In the imaging of 90Y for quantitative purposes with non-ToF generation GE Healthcare and Siemens scanners, measures of large areas of concentration (about 300 kBq/ml) can be expected, on average, to be within 9 % and 2 % of true values, respectively, but recovery of concentration measures in hot lesions (about 2,500 kBq/ml) can be expected to be inferior to imaging with their ToF counterparts, with average underestimates of −34 % and −27 %, respectively, for a 37-mm diameter object (see Table 5 for complete comparison). A different analysis method, such as a threshold-based VOI, may improve these RCs, but given the very noisy nature of the 90Y reconstructions this may also be affected by a spurious maximum value. This study suggests that with Siemens non-ToF scanners, data should not be acquired in ‘NETTRUES’ mode if correct quantification of 90Y is desired, and the most consistently accurate results were seen when using ‘PROMPTS-RANDOMS’ mode with two iterations and 21 subsets in combination with RR.

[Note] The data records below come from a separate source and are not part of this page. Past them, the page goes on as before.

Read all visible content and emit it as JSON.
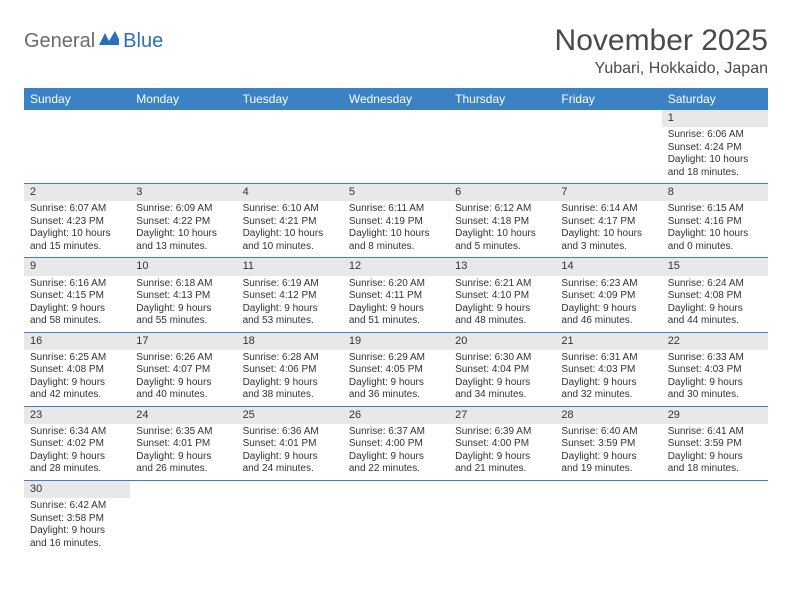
{
  "logo": {
    "text1": "General",
    "text2": "Blue"
  },
  "title": "November 2025",
  "location": "Yubari, Hokkaido, Japan",
  "colors": {
    "header_bg": "#3b82c4",
    "header_text": "#ffffff",
    "daynum_bg": "#e8e8e8",
    "cell_border": "#3b82c4",
    "logo_gray": "#6b6b6b",
    "logo_blue": "#2a70b8",
    "title_color": "#4a4a4a",
    "body_text": "#333333",
    "page_bg": "#ffffff"
  },
  "typography": {
    "title_fontsize": 30,
    "location_fontsize": 16,
    "dayheader_fontsize": 12,
    "daynum_fontsize": 11,
    "cell_fontsize": 10,
    "logo_fontsize": 20
  },
  "weekdays": [
    "Sunday",
    "Monday",
    "Tuesday",
    "Wednesday",
    "Thursday",
    "Friday",
    "Saturday"
  ],
  "weeks": [
    [
      null,
      null,
      null,
      null,
      null,
      null,
      {
        "day": "1",
        "sunrise": "Sunrise: 6:06 AM",
        "sunset": "Sunset: 4:24 PM",
        "daylight": "Daylight: 10 hours and 18 minutes."
      }
    ],
    [
      {
        "day": "2",
        "sunrise": "Sunrise: 6:07 AM",
        "sunset": "Sunset: 4:23 PM",
        "daylight": "Daylight: 10 hours and 15 minutes."
      },
      {
        "day": "3",
        "sunrise": "Sunrise: 6:09 AM",
        "sunset": "Sunset: 4:22 PM",
        "daylight": "Daylight: 10 hours and 13 minutes."
      },
      {
        "day": "4",
        "sunrise": "Sunrise: 6:10 AM",
        "sunset": "Sunset: 4:21 PM",
        "daylight": "Daylight: 10 hours and 10 minutes."
      },
      {
        "day": "5",
        "sunrise": "Sunrise: 6:11 AM",
        "sunset": "Sunset: 4:19 PM",
        "daylight": "Daylight: 10 hours and 8 minutes."
      },
      {
        "day": "6",
        "sunrise": "Sunrise: 6:12 AM",
        "sunset": "Sunset: 4:18 PM",
        "daylight": "Daylight: 10 hours and 5 minutes."
      },
      {
        "day": "7",
        "sunrise": "Sunrise: 6:14 AM",
        "sunset": "Sunset: 4:17 PM",
        "daylight": "Daylight: 10 hours and 3 minutes."
      },
      {
        "day": "8",
        "sunrise": "Sunrise: 6:15 AM",
        "sunset": "Sunset: 4:16 PM",
        "daylight": "Daylight: 10 hours and 0 minutes."
      }
    ],
    [
      {
        "day": "9",
        "sunrise": "Sunrise: 6:16 AM",
        "sunset": "Sunset: 4:15 PM",
        "daylight": "Daylight: 9 hours and 58 minutes."
      },
      {
        "day": "10",
        "sunrise": "Sunrise: 6:18 AM",
        "sunset": "Sunset: 4:13 PM",
        "daylight": "Daylight: 9 hours and 55 minutes."
      },
      {
        "day": "11",
        "sunrise": "Sunrise: 6:19 AM",
        "sunset": "Sunset: 4:12 PM",
        "daylight": "Daylight: 9 hours and 53 minutes."
      },
      {
        "day": "12",
        "sunrise": "Sunrise: 6:20 AM",
        "sunset": "Sunset: 4:11 PM",
        "daylight": "Daylight: 9 hours and 51 minutes."
      },
      {
        "day": "13",
        "sunrise": "Sunrise: 6:21 AM",
        "sunset": "Sunset: 4:10 PM",
        "daylight": "Daylight: 9 hours and 48 minutes."
      },
      {
        "day": "14",
        "sunrise": "Sunrise: 6:23 AM",
        "sunset": "Sunset: 4:09 PM",
        "daylight": "Daylight: 9 hours and 46 minutes."
      },
      {
        "day": "15",
        "sunrise": "Sunrise: 6:24 AM",
        "sunset": "Sunset: 4:08 PM",
        "daylight": "Daylight: 9 hours and 44 minutes."
      }
    ],
    [
      {
        "day": "16",
        "sunrise": "Sunrise: 6:25 AM",
        "sunset": "Sunset: 4:08 PM",
        "daylight": "Daylight: 9 hours and 42 minutes."
      },
      {
        "day": "17",
        "sunrise": "Sunrise: 6:26 AM",
        "sunset": "Sunset: 4:07 PM",
        "daylight": "Daylight: 9 hours and 40 minutes."
      },
      {
        "day": "18",
        "sunrise": "Sunrise: 6:28 AM",
        "sunset": "Sunset: 4:06 PM",
        "daylight": "Daylight: 9 hours and 38 minutes."
      },
      {
        "day": "19",
        "sunrise": "Sunrise: 6:29 AM",
        "sunset": "Sunset: 4:05 PM",
        "daylight": "Daylight: 9 hours and 36 minutes."
      },
      {
        "day": "20",
        "sunrise": "Sunrise: 6:30 AM",
        "sunset": "Sunset: 4:04 PM",
        "daylight": "Daylight: 9 hours and 34 minutes."
      },
      {
        "day": "21",
        "sunrise": "Sunrise: 6:31 AM",
        "sunset": "Sunset: 4:03 PM",
        "daylight": "Daylight: 9 hours and 32 minutes."
      },
      {
        "day": "22",
        "sunrise": "Sunrise: 6:33 AM",
        "sunset": "Sunset: 4:03 PM",
        "daylight": "Daylight: 9 hours and 30 minutes."
      }
    ],
    [
      {
        "day": "23",
        "sunrise": "Sunrise: 6:34 AM",
        "sunset": "Sunset: 4:02 PM",
        "daylight": "Daylight: 9 hours and 28 minutes."
      },
      {
        "day": "24",
        "sunrise": "Sunrise: 6:35 AM",
        "sunset": "Sunset: 4:01 PM",
        "daylight": "Daylight: 9 hours and 26 minutes."
      },
      {
        "day": "25",
        "sunrise": "Sunrise: 6:36 AM",
        "sunset": "Sunset: 4:01 PM",
        "daylight": "Daylight: 9 hours and 24 minutes."
      },
      {
        "day": "26",
        "sunrise": "Sunrise: 6:37 AM",
        "sunset": "Sunset: 4:00 PM",
        "daylight": "Daylight: 9 hours and 22 minutes."
      },
      {
        "day": "27",
        "sunrise": "Sunrise: 6:39 AM",
        "sunset": "Sunset: 4:00 PM",
        "daylight": "Daylight: 9 hours and 21 minutes."
      },
      {
        "day": "28",
        "sunrise": "Sunrise: 6:40 AM",
        "sunset": "Sunset: 3:59 PM",
        "daylight": "Daylight: 9 hours and 19 minutes."
      },
      {
        "day": "29",
        "sunrise": "Sunrise: 6:41 AM",
        "sunset": "Sunset: 3:59 PM",
        "daylight": "Daylight: 9 hours and 18 minutes."
      }
    ],
    [
      {
        "day": "30",
        "sunrise": "Sunrise: 6:42 AM",
        "sunset": "Sunset: 3:58 PM",
        "daylight": "Daylight: 9 hours and 16 minutes."
      },
      null,
      null,
      null,
      null,
      null,
      null
    ]
  ]
}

Table 5 Reconstruction parameters that provided most accurate quantification over the assessments performed in this investigation, and the expected accuracy and standard deviations associated with measures of warm background and hot spheres for each. All measures are based on the results from day-0 imaging, where phantom background and hot sphere concentration were about 300 kBq/ml and 2,500 kBq/ml, respectively

A ±10 % uncertainty can be expected on quantitative measures due to random noise in the acquisition and reconstruction process, which is approximately consistent in regions of non-zero background activity and hot spots (Table 3). Coupled with the uncertainty in the 90Y activity (±10 %) treated as the gold standard in this work, quantitative measures on ToF PET systems with the reconstructions discussed can be expected to produce acceptable estimates of activity and concentration in large homogeneous areas over a clinically realistic range of values. It should be expected that hot lesion quantification (and so absorbed dose estimates) may be underestimated with all current generation scanners to a consistent degree of 15 – 20 % for a 37-mm diameter object. Such underestimates may be improved with a different volume definition technique, as explored by Goedicke et al. [22]. Given the lack of significant improvement in warm and hot volume quantification with increased acquisition durations (Table 3), a 40-min acquisition is recommended in the clinical setting, acquired as two bed positions (20 min each) to avoid the area of interest (liver) imposing on the edges of the FoV where noise is greatest in the reconstructed data, and to avoid peaking of the scanner’s sensitivity profile.

Conclusion

In summary, current generation ToF PET scanners are capable of producing comparable quantification of 90Y over a large range of clinically realistic activity and concentration levels. In terms of quantitative accuracy of estimates and expected uncertainties for translation to clinical measures of absorbed dose, Table 5 shows the average errors and ranges of measures for those reconstructions that were found to be best, based on the data investigated in this work. Considering possible acceptance criteria for scanners acquiring data in a clinical trial setting, an achievable accuracy of concentration measures in large uniform regions of activity of 10 % (average) over a range of clinically realistic true concentrations (50 – 300 kBq/ml) may be considered suitable performance.